Valley Providers Heap Scorn on Medicaid Managed Care

A hearing of the Sunset Commission

The Statesman published an article this morning about the scathing testimony heard by the House Committee on Human Services, chaired by Rep. Richard Peña Raymond, at a special hearing held yesterday in Edinburg.

Wanted public and provider feedback on managed care

The Committee traveled to the Valley to hear testimony from Medicaid providers and public about “the impact managed care has had on the quality and cost of health care throughout the state, and review initiatives that managed care organizations have implemented to improve the quality and care.” The hearing was held at the Edinburg Conference Center at Renaissance.

The Rio Grande Guardian had previously reported that the hearing mandate included:

  • Whether access to care and if network adequacy contractual requirements are sufficient;
  • Provider and Medicaid participants’ satisfaction within STAR, STAR Health, Star Kids, and STAR+Plus managed care programs; and
  • The Health and Human Services Commission’s oversight of managed care organizations to make recommendations for any needed improvement.

Paid late, overloaded with paperwork, deny critical care

Per the Statesman article, the complaints could be summarized as “pay providers late, overload them with paperwork and deny their patients access to critical care.”  No dentists apparently testified.

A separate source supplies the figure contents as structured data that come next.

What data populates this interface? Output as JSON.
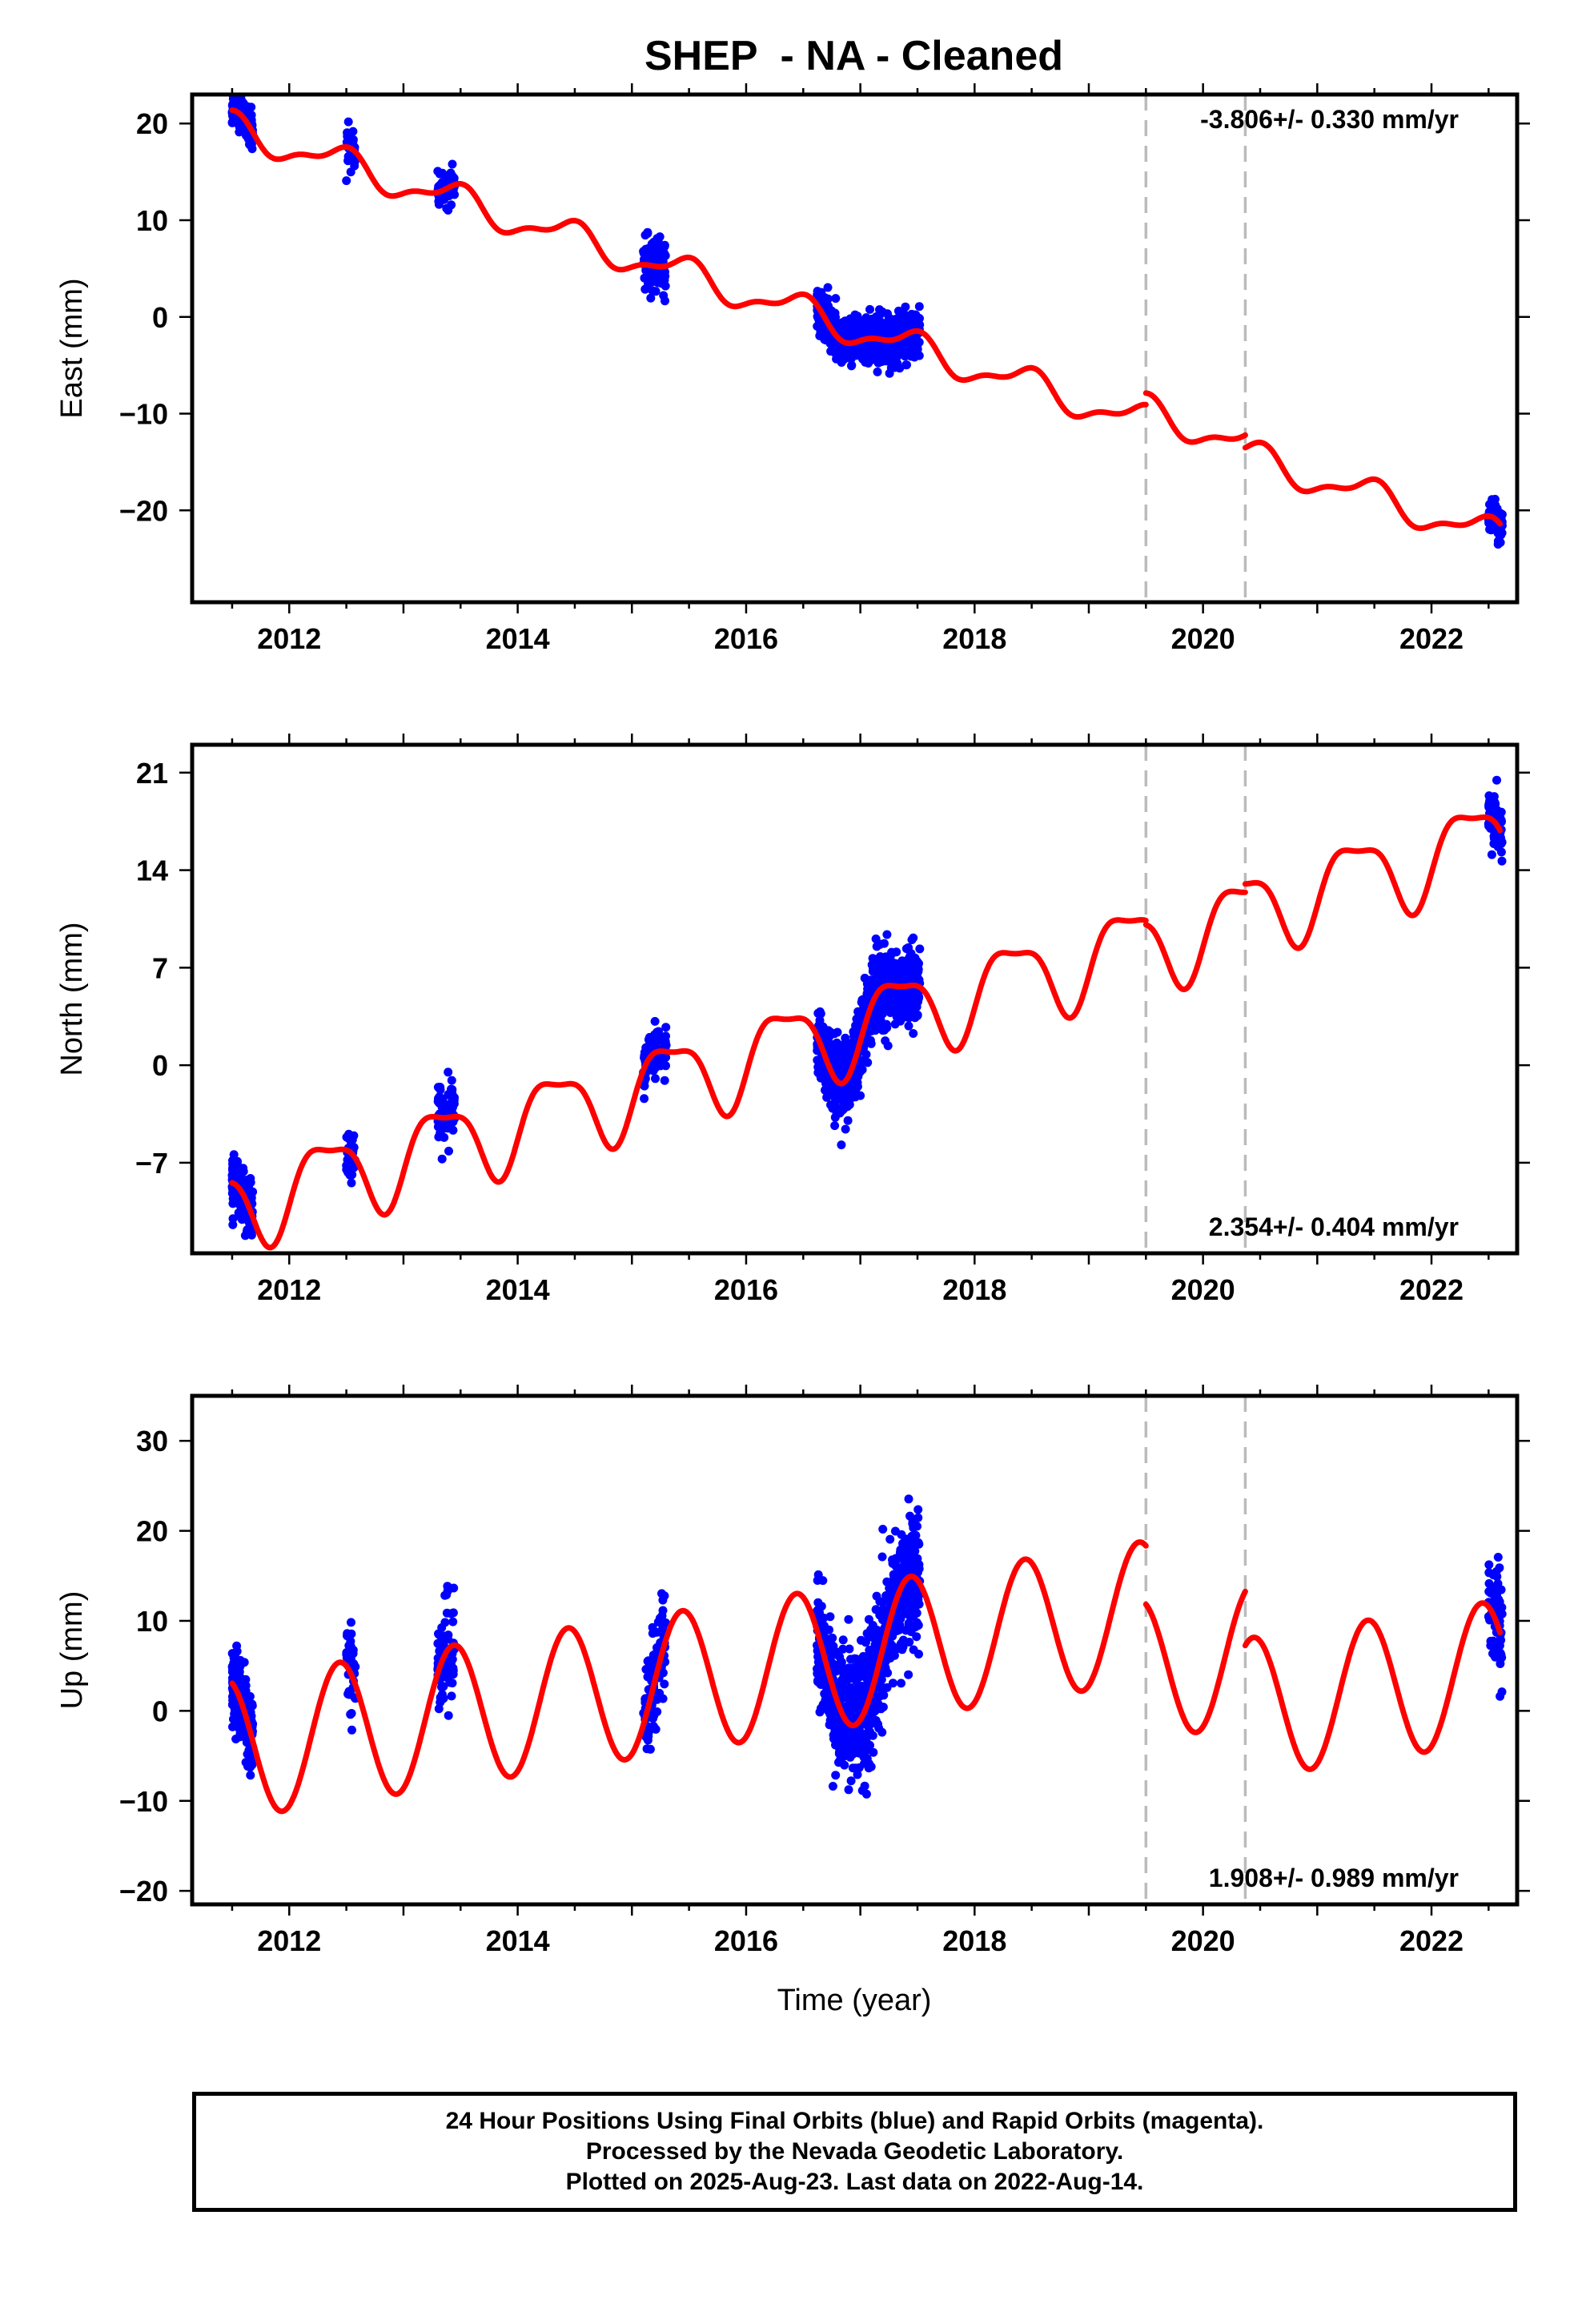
{
  "title": "SHEP  - NA - Cleaned",
  "xlabel": "Time (year)",
  "footer": [
    "24 Hour Positions Using Final Orbits (blue) and Rapid Orbits (magenta).",
    "Processed by the Nevada Geodetic Laboratory.",
    "Plotted on 2025-Aug-23. Last data on 2022-Aug-14."
  ],
  "colors": {
    "data": "#0000ff",
    "model": "#ff0000",
    "breaks": "#bbbbbb"
  },
  "chart_data": [
    {
      "type": "scatter",
      "name": "east",
      "ylabel": "East (mm)",
      "rate_label": "-3.806+/- 0.330 mm/yr",
      "xlim": [
        2011.15,
        2022.75
      ],
      "ylim": [
        -29.5,
        23
      ],
      "xticks": [
        2012,
        2014,
        2016,
        2018,
        2020,
        2022
      ],
      "yticks": [
        20,
        10,
        0,
        -10,
        -20
      ],
      "ytick_labels": [
        "20",
        "10",
        "0",
        "−10",
        "−20"
      ],
      "breaks": [
        2019.5,
        2020.37
      ],
      "model": {
        "rate": -3.806,
        "ref_year": 2011.5,
        "offset": 19.5,
        "annual_amp": 1.5,
        "annual_phase": -1.3,
        "semiannual_amp": 0.6,
        "semiannual_phase": 0.8,
        "steps": [
          [
            2019.5,
            1.2
          ],
          [
            2020.37,
            -1.3
          ]
        ]
      },
      "point_groups": [
        {
          "start": 2011.5,
          "end": 2011.68,
          "n": 220,
          "scatter": 0.8
        },
        {
          "start": 2012.5,
          "end": 2012.58,
          "n": 35,
          "scatter": 1.0
        },
        {
          "start": 2013.3,
          "end": 2013.45,
          "n": 80,
          "scatter": 0.8
        },
        {
          "start": 2015.1,
          "end": 2015.3,
          "n": 110,
          "scatter": 1.4
        },
        {
          "start": 2016.62,
          "end": 2017.52,
          "n": 900,
          "scatter": 1.2
        },
        {
          "start": 2022.5,
          "end": 2022.62,
          "n": 70,
          "scatter": 0.9
        }
      ]
    },
    {
      "type": "scatter",
      "name": "north",
      "ylabel": "North (mm)",
      "rate_label": "2.354+/- 0.404 mm/yr",
      "xlim": [
        2011.15,
        2022.75
      ],
      "ylim": [
        -13.5,
        23
      ],
      "xticks": [
        2012,
        2014,
        2016,
        2018,
        2020,
        2022
      ],
      "yticks": [
        21,
        14,
        7,
        0,
        -7
      ],
      "ytick_labels": [
        "21",
        "14",
        "7",
        "0",
        "−7"
      ],
      "breaks": [
        2019.5,
        2020.37
      ],
      "model": {
        "rate": 2.354,
        "ref_year": 2011.5,
        "offset": -10.1,
        "annual_amp": 2.9,
        "annual_phase": -0.5,
        "semiannual_amp": 0.9,
        "semiannual_phase": 0.3,
        "steps": [
          [
            2019.5,
            -0.3
          ],
          [
            2020.37,
            0.6
          ]
        ]
      },
      "point_groups": [
        {
          "start": 2011.5,
          "end": 2011.68,
          "n": 220,
          "scatter": 0.9
        },
        {
          "start": 2012.5,
          "end": 2012.58,
          "n": 35,
          "scatter": 0.9
        },
        {
          "start": 2013.3,
          "end": 2013.45,
          "n": 80,
          "scatter": 1.2
        },
        {
          "start": 2015.1,
          "end": 2015.3,
          "n": 110,
          "scatter": 0.9
        },
        {
          "start": 2016.62,
          "end": 2017.52,
          "n": 900,
          "scatter": 1.3
        },
        {
          "start": 2022.5,
          "end": 2022.62,
          "n": 70,
          "scatter": 0.9
        }
      ]
    },
    {
      "type": "scatter",
      "name": "up",
      "ylabel": "Up (mm)",
      "rate_label": "1.908+/- 0.989 mm/yr",
      "xlim": [
        2011.15,
        2022.75
      ],
      "ylim": [
        -21.5,
        35
      ],
      "xticks": [
        2012,
        2014,
        2016,
        2018,
        2020,
        2022
      ],
      "yticks": [
        30,
        20,
        10,
        0,
        -10,
        -20
      ],
      "ytick_labels": [
        "30",
        "20",
        "10",
        "0",
        "−10",
        "−20"
      ],
      "breaks": [
        2019.5,
        2020.37
      ],
      "model": {
        "rate": 1.908,
        "ref_year": 2011.5,
        "offset": -4.2,
        "annual_amp": 7.8,
        "annual_phase": -1.2,
        "semiannual_amp": 0.0,
        "semiannual_phase": 0.0,
        "steps": [
          [
            2019.5,
            -6.5
          ],
          [
            2020.37,
            -6.0
          ]
        ]
      },
      "point_groups": [
        {
          "start": 2011.5,
          "end": 2011.68,
          "n": 220,
          "scatter": 2.2
        },
        {
          "start": 2012.5,
          "end": 2012.58,
          "n": 35,
          "scatter": 2.5
        },
        {
          "start": 2013.3,
          "end": 2013.45,
          "n": 80,
          "scatter": 3.0
        },
        {
          "start": 2015.1,
          "end": 2015.3,
          "n": 110,
          "scatter": 3.0
        },
        {
          "start": 2016.62,
          "end": 2017.52,
          "n": 900,
          "scatter": 3.5
        },
        {
          "start": 2022.5,
          "end": 2022.62,
          "n": 70,
          "scatter": 3.0
        }
      ]
    }
  ]
}
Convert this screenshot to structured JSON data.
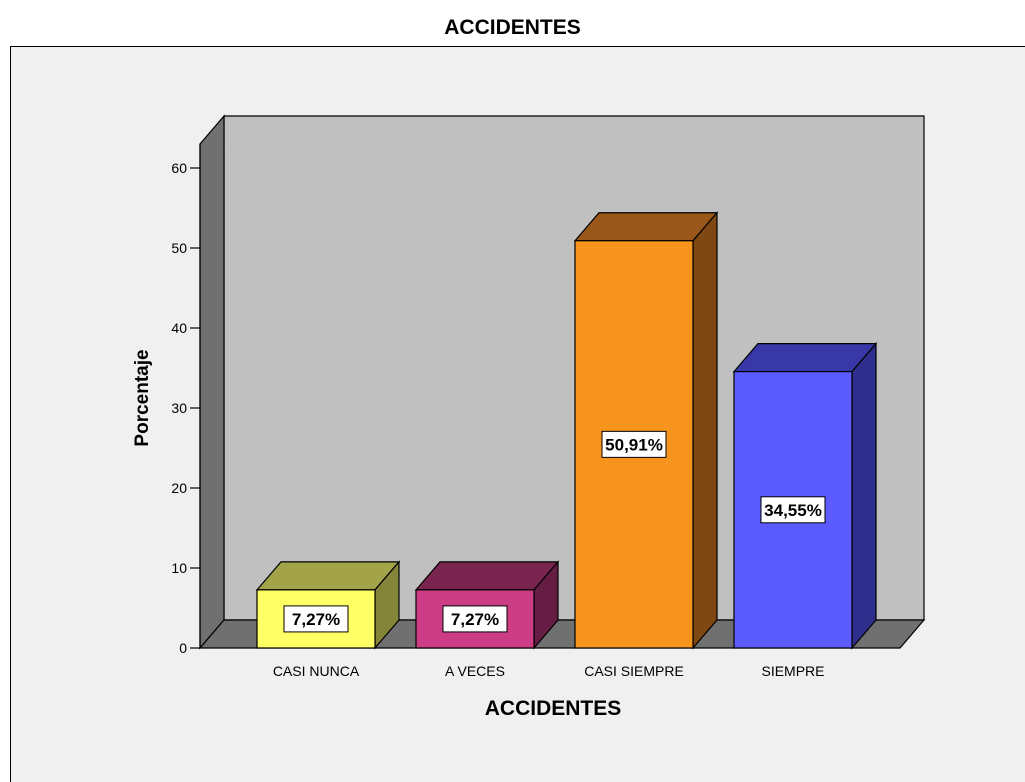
{
  "chart_data": {
    "type": "bar",
    "title": "ACCIDENTES",
    "xlabel": "ACCIDENTES",
    "ylabel": "Porcentaje",
    "categories": [
      "CASI NUNCA",
      "A VECES",
      "CASI SIEMPRE",
      "SIEMPRE"
    ],
    "values": [
      7.27,
      7.27,
      50.91,
      34.55
    ],
    "data_labels": [
      "7,27%",
      "7,27%",
      "50,91%",
      "34,55%"
    ],
    "ylim": [
      0,
      60
    ],
    "yticks": [
      "0",
      "10",
      "20",
      "30",
      "40",
      "50",
      "60"
    ],
    "grid": false,
    "legend": "none",
    "colors": {
      "bars_front": [
        "#ffff66",
        "#cc3d85",
        "#f7941d",
        "#5b5bff"
      ],
      "bars_top": [
        "#a3a34a",
        "#7a2450",
        "#99571a",
        "#3838a8"
      ],
      "bars_side": [
        "#858539",
        "#661d43",
        "#7f4712",
        "#2e2e8c"
      ],
      "back_wall": "#c0c0c0",
      "side_wall": "#707070",
      "floor": "#707070",
      "background": "#f0f0f0"
    }
  }
}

“Texas Medicaid managed care system faces great but surmountable challenges that must be addressed with all due haste, beginning with enhanced scrutiny not only of the health plans but also how the state’s own actions — including deep funding cuts and insufficient agency staff — jeopardize Medicaid’s ability to care for the neediest among us,” Carlos Cardenas, an Edinburg gastroenterologist and a member of the Texas Medical Association, told the committee.

Managed care organizations fined millions of dollars

Some interesting facts came out of the hearing.

The Statesman reported that Stephanie Muth, HHS deputy executive commissioner, said her agency “has assessed more fines each year against managed care organizations. In 2009, the agency assessed $1.6 million in liquidated damages, and in the first three quarters of 2017, the agency assessed $27.4 million.”

Also, Muth told the hearing that HHS has “freed up $4.5 million to add 98 employees over the next two years to contract oversight” to finally overcome the continuing criticism of agency performance in this area.